Later, when Annaliese was sitting round the dance floor with Mrs Freer and Madame Champoursin, Carriscant took his opportunity to slip away and go in search of her. He saw her standing under a frangipani tree talking to some Americans—he thought he recognised one from that night on the Luneta—and he passed close enough to the group so that she would see him. He went to a table draped in the Stars and Stripes and ordered yet another punch—he felt awash with punch, but there was nothing else for it.
“Hello again, Dr Carriscant.”
He turned to face her. He felt tears sting his eyes. Beyond her he noticed the others glancing over.
“Would you like a—? Can I offer you—?”
She seemed so calm, so controlled. They stood two feet apart. He handed her the punch cup. His hand was trembling and the liquid slopped over the rim.
“You didn’t tell me your wife was so attractive. She was very…polite, I thought.”
“It doesn’t matter,” he said thickly. “It’s not important. There’s nothing between us, nothing, I told you.”
“I was a bit surprised, I must say.”
“I’ve missed you,” he said in a low voice, trying to look like he was engaged in superficial chitchat. “I have to see you again.

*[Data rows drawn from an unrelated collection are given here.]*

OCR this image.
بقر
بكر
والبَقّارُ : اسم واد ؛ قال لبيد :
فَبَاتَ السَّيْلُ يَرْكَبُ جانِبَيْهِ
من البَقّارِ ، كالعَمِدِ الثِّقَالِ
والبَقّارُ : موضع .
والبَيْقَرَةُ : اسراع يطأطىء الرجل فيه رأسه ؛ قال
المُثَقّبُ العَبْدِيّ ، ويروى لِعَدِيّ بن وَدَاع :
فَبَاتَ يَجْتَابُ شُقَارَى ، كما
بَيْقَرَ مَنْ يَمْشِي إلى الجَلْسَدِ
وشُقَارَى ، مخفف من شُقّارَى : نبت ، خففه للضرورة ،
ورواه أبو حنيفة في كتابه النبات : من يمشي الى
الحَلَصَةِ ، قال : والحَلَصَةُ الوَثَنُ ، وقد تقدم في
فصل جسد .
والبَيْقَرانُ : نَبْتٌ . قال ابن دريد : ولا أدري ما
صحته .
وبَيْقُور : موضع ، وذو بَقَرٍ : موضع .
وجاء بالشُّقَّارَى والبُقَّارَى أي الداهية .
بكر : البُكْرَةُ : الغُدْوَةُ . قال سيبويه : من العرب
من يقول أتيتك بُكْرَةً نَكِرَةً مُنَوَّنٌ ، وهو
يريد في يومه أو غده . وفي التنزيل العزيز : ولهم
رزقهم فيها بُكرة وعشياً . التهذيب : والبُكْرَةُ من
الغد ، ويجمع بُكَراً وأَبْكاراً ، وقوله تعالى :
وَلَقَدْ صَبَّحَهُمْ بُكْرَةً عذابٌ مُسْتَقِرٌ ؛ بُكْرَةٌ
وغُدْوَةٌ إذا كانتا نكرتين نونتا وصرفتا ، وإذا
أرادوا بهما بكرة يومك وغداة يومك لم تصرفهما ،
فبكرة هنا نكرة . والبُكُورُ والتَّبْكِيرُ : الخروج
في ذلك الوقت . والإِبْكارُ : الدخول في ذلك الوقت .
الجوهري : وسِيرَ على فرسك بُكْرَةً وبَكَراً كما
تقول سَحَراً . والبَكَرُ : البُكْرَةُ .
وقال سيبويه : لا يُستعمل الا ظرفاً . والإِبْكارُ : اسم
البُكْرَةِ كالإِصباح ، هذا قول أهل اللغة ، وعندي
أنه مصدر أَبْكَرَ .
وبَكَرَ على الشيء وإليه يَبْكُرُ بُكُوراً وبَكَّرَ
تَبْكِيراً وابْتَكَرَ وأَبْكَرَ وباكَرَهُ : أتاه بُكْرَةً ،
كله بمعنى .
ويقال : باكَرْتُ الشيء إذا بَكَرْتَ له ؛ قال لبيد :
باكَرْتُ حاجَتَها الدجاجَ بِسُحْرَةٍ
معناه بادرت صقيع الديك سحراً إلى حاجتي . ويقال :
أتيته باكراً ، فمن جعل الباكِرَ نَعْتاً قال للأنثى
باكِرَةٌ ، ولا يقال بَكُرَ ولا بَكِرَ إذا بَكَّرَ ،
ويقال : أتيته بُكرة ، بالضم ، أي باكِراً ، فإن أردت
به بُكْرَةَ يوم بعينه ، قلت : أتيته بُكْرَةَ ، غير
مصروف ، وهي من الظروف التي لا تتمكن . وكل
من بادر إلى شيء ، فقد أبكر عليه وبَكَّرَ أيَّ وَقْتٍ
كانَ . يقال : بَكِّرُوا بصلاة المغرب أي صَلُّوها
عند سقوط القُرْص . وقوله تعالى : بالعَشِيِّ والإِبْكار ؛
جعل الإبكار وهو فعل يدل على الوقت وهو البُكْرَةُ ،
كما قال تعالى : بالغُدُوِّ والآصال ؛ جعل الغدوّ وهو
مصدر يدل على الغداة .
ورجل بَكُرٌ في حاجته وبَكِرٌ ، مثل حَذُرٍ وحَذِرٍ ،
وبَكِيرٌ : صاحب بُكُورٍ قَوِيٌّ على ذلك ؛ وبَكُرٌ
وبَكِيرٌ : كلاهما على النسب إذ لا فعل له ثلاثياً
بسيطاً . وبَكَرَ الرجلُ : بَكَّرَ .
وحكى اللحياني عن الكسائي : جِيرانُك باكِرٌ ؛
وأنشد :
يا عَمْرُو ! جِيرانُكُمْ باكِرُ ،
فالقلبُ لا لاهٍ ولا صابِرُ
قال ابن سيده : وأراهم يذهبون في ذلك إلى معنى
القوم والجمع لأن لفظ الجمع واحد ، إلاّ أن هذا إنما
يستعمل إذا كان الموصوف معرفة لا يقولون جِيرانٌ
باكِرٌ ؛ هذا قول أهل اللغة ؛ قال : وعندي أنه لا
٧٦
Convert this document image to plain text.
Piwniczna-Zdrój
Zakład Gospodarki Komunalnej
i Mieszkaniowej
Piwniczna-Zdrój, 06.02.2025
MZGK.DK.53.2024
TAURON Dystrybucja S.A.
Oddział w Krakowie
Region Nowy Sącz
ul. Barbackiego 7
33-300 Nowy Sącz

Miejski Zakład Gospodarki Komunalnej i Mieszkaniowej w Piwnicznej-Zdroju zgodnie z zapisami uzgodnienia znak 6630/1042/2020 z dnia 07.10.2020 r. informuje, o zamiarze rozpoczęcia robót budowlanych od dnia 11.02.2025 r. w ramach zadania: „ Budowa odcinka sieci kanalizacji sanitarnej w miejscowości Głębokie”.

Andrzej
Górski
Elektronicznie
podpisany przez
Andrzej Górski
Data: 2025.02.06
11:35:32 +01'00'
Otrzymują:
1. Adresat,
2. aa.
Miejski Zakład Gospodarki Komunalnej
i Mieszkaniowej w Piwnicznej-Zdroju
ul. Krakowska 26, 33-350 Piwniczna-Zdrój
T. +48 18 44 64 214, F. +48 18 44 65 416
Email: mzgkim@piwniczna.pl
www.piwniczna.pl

Can you come to the hospital?”
“No. Come to the house, the day after tomorrow. Three in the afternoon. Return my book.”
“I love you,” he said. “I adore you.”
“I know.” She looked at him, that way, then raised her voice. “I’ll bear that in mind, Dr Carriscant. Thank you.”
He looked round. Paton Bobby, beaming, was striding across the lawn towards them.
“Evening, Doctor, you look almost distinguished. Almost. Evening, Mrs Sieverance.”
They shook hands. It was clear, much to Carriscant’s surprise, that Bobby knew her fairly well. Bobby made an appointment to see him the next day and they chatted a while about the situation in Mindanao. After a minute Bobby moved on.
“I must go now,” she said, her eyes big with secret messages.
“Yes,” he said lamely. He felt a thick-tongued dullard. A Cruz semi-mute.
She turned away and sauntered back to her friends. The trembling in Carriscant’s legs forced him to move quickly to the low wall that marked the edge of the garden, where he sat down. It was five minutes before he felt able to go and find Annaliese and suggest that it was time they returned home.